July 31, 2014, 06:31 PM
Thanks for the responses - i could fill a book with what i don't know. From what I have read, it now seems to me this is not really a problem - since the Stainless seems to index fine and the bolt and hand move in lockstep - with just an instant delay before the sear engages the f/c notch.

I checked out my 3 open top Piettas c/b revolvers and they all seem to have the instant of delay after the bolt rises, but before the sear engages in the f/c notch also - so perhaps, the blued on is just timed really well as it only makes 2 clicks, instead of 3.

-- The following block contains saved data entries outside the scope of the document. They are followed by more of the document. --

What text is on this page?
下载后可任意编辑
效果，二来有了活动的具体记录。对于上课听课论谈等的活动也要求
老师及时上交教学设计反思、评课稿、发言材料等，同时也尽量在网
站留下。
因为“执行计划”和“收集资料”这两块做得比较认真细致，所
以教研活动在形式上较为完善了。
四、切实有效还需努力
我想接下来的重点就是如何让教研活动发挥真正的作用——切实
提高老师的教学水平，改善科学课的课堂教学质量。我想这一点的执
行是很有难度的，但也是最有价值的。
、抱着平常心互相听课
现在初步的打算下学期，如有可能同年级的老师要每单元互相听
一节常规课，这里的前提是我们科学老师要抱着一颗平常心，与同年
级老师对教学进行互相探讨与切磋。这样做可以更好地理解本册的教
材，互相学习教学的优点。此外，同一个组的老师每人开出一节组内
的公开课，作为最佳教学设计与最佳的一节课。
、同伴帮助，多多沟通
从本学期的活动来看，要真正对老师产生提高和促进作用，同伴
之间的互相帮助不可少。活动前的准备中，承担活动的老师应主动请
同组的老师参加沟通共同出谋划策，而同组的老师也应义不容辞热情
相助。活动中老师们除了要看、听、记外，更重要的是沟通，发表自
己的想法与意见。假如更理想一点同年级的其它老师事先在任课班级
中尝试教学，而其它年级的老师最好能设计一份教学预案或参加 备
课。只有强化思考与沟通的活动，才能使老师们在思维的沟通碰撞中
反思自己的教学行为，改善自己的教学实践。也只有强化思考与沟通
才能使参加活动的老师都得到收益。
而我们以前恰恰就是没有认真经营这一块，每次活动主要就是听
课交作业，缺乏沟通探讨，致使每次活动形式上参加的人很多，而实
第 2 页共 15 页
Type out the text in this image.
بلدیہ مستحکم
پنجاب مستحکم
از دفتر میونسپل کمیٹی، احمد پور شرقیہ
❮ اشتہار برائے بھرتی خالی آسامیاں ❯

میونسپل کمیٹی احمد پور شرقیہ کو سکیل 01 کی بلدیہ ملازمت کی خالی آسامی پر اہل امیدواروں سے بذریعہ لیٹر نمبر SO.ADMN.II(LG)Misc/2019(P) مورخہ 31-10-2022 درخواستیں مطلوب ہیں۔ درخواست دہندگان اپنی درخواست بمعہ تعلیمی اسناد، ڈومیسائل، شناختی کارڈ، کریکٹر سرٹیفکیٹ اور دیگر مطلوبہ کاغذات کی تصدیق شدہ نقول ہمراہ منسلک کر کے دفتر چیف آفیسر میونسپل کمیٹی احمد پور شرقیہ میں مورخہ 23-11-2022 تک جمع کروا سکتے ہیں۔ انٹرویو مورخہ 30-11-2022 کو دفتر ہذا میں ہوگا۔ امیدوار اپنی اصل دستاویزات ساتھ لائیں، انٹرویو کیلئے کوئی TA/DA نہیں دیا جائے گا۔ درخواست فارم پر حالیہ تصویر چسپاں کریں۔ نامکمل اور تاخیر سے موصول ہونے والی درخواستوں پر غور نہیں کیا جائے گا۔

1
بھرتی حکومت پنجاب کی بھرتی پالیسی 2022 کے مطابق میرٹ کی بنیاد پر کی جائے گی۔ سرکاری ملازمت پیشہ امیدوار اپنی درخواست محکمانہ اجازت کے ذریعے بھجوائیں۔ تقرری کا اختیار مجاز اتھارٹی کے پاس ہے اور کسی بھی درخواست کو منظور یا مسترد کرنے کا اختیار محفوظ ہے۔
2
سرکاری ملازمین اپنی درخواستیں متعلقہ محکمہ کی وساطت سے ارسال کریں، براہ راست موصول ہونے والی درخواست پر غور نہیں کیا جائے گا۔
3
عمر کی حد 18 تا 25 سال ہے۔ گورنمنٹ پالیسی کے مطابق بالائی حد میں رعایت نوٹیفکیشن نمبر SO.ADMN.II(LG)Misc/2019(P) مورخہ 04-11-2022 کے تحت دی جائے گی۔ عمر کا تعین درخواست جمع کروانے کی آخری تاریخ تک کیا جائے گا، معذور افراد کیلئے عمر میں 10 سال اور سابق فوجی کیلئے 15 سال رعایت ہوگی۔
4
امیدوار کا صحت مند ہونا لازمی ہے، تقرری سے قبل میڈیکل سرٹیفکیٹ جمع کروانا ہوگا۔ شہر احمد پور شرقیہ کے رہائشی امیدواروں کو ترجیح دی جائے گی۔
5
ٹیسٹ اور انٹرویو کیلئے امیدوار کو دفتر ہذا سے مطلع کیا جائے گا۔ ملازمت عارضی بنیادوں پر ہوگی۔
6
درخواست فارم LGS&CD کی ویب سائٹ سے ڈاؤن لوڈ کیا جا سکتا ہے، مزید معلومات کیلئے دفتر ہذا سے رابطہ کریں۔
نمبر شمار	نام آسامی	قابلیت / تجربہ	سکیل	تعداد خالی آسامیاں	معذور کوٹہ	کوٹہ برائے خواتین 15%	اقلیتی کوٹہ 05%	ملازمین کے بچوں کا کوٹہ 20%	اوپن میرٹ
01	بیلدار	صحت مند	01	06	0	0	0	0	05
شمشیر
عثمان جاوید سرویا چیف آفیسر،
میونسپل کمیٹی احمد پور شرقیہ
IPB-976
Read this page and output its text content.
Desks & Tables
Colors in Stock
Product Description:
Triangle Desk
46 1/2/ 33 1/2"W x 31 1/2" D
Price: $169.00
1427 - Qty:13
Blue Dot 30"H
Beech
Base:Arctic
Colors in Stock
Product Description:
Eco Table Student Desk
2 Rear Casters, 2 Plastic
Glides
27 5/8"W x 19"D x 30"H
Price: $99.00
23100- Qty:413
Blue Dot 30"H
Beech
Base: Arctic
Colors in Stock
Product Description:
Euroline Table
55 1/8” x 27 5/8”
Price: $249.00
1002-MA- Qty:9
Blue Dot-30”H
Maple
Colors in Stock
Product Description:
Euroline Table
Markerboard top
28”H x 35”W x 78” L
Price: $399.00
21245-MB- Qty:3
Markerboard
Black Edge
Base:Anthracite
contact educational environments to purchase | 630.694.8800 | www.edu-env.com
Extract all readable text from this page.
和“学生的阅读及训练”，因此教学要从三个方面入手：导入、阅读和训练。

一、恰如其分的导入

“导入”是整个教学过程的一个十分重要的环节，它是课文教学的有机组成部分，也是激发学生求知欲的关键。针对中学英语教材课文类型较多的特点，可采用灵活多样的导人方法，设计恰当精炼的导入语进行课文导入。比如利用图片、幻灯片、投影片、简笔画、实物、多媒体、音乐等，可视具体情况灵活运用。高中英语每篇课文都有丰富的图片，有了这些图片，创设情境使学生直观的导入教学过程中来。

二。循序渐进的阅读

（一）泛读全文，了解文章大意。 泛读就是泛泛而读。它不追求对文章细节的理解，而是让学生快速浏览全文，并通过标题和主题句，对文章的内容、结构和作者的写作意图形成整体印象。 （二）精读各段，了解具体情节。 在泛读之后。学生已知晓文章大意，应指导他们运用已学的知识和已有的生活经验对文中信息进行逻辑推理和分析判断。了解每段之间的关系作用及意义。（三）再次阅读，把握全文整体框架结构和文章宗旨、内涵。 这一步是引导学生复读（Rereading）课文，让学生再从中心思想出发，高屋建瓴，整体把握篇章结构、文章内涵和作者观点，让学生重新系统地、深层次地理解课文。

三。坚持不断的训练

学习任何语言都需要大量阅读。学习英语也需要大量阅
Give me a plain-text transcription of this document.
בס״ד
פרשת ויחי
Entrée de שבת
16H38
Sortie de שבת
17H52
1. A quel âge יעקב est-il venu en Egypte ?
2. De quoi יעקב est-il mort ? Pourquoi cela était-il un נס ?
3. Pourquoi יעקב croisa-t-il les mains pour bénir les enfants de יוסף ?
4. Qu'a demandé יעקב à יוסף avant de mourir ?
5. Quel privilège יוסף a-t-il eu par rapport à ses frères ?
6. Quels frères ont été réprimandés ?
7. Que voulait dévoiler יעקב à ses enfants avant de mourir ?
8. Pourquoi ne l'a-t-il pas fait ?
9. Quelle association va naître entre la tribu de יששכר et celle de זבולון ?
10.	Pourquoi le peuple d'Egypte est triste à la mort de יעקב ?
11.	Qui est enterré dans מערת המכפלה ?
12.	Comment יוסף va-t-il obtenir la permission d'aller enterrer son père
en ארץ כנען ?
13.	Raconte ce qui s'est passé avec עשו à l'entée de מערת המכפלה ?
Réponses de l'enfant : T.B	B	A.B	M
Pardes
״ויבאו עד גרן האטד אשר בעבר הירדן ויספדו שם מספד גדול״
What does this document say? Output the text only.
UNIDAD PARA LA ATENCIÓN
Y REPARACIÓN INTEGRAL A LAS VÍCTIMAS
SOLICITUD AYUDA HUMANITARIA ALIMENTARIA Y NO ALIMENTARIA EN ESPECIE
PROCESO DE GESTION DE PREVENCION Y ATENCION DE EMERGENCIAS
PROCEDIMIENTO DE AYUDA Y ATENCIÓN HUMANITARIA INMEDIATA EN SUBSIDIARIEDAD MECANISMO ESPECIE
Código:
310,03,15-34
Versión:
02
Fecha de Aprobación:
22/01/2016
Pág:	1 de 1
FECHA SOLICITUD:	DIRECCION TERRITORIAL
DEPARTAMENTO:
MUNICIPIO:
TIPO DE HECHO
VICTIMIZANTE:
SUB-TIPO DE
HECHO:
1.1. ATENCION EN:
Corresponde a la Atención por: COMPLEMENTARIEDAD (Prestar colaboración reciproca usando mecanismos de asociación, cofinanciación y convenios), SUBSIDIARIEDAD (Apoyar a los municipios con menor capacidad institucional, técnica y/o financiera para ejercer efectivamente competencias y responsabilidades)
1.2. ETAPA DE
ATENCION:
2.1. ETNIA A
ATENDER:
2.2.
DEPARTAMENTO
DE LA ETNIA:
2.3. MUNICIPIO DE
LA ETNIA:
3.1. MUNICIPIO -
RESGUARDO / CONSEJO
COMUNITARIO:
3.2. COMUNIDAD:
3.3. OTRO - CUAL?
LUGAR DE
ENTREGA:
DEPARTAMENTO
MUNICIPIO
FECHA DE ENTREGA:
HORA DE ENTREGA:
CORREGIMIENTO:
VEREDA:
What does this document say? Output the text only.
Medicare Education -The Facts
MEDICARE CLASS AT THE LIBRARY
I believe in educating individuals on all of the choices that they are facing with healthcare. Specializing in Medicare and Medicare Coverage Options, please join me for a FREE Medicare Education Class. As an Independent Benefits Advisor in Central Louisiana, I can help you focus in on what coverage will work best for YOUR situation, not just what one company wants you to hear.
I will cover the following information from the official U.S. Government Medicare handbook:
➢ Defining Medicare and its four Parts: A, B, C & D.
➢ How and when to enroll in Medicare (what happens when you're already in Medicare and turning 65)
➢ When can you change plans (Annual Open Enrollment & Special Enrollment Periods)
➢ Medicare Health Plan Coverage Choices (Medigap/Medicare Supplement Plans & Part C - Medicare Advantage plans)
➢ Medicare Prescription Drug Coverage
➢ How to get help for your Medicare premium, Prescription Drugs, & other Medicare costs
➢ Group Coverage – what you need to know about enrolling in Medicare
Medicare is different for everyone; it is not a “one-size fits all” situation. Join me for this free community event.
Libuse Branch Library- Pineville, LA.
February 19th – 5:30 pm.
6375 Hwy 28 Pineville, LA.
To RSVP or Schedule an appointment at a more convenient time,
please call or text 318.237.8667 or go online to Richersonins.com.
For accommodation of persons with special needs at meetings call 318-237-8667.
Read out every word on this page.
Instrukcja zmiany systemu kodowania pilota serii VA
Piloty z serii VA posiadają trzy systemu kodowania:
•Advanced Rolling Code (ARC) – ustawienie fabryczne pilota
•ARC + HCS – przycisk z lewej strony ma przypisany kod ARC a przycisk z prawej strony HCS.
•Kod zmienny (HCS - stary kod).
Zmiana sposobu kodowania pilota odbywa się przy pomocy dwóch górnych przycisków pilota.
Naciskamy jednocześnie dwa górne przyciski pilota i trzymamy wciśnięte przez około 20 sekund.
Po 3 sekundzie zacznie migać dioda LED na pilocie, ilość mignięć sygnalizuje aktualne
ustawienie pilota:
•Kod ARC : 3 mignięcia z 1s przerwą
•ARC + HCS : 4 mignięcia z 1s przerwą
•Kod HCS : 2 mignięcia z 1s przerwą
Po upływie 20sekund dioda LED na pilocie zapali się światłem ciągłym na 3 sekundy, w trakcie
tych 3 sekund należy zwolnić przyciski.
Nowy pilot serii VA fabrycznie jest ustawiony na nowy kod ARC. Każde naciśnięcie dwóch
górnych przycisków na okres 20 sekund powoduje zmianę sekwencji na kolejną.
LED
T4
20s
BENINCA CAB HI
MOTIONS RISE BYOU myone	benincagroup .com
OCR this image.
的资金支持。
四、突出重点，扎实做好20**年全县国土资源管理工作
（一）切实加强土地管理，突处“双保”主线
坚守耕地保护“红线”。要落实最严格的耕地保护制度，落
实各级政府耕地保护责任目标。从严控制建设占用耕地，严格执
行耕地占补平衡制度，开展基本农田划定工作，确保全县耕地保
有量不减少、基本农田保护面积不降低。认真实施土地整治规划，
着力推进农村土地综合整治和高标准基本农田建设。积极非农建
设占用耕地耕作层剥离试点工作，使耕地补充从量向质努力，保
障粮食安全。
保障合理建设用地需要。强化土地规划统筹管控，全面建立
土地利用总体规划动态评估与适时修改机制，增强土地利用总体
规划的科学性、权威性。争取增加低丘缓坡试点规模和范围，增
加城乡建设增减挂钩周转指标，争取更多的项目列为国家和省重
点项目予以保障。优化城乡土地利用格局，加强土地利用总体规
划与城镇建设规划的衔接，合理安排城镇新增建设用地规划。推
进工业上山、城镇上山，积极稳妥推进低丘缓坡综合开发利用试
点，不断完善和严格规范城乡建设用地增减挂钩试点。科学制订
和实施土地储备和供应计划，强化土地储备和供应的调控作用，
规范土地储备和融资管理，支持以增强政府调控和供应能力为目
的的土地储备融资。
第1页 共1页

Can someone recommend a book or site or other resource where i can learn about the timing of c/b revolvers? I am very interested in it. Thanks!

45 Dragoon
July 31, 2014, 07:10 PM
Timing c/b revolvers is what I do. The material they are made of is insignificant. If you will pm me your number, i will discuss it with you.

45 Dragoon
August 1, 2014, 08:50 AM
Watch brushhippie shooting his '51.

August 1, 2014, 03:04 PM
45 Dragoon, i will watch that video and send you a pm. Timing is very subtle I am learning. So far my only brush with timing success has been when I turned my Pietta Hickok 1851 into a London model by adding a steel SAA backstrap, trigger guard and trigger. At first I kept in the original Bolt and Trigger return Spring - but when I realized the timing was way off, I read on THR how that spring is important to timing also - so I changed out the spring for the one that came with the SAA trigger and it worked great!

45 Dragoon
August 2, 2014, 12:21 AM
Well, the timimg is a deliberate setting and is controlled by the length of trig. sear in relation to the hammer notches. Everything else happens between hammer down and at full cock and that is controlled by length of bolt arm and length of hand. It's quite a dance but it has a deliberate sequence. I get guns in all stages of dis-repair but they all leave here sining the same song ( or, dancing the same dance!!)!
The springs are the power supply and are also tuned to do their job and no more (in a tuned gun).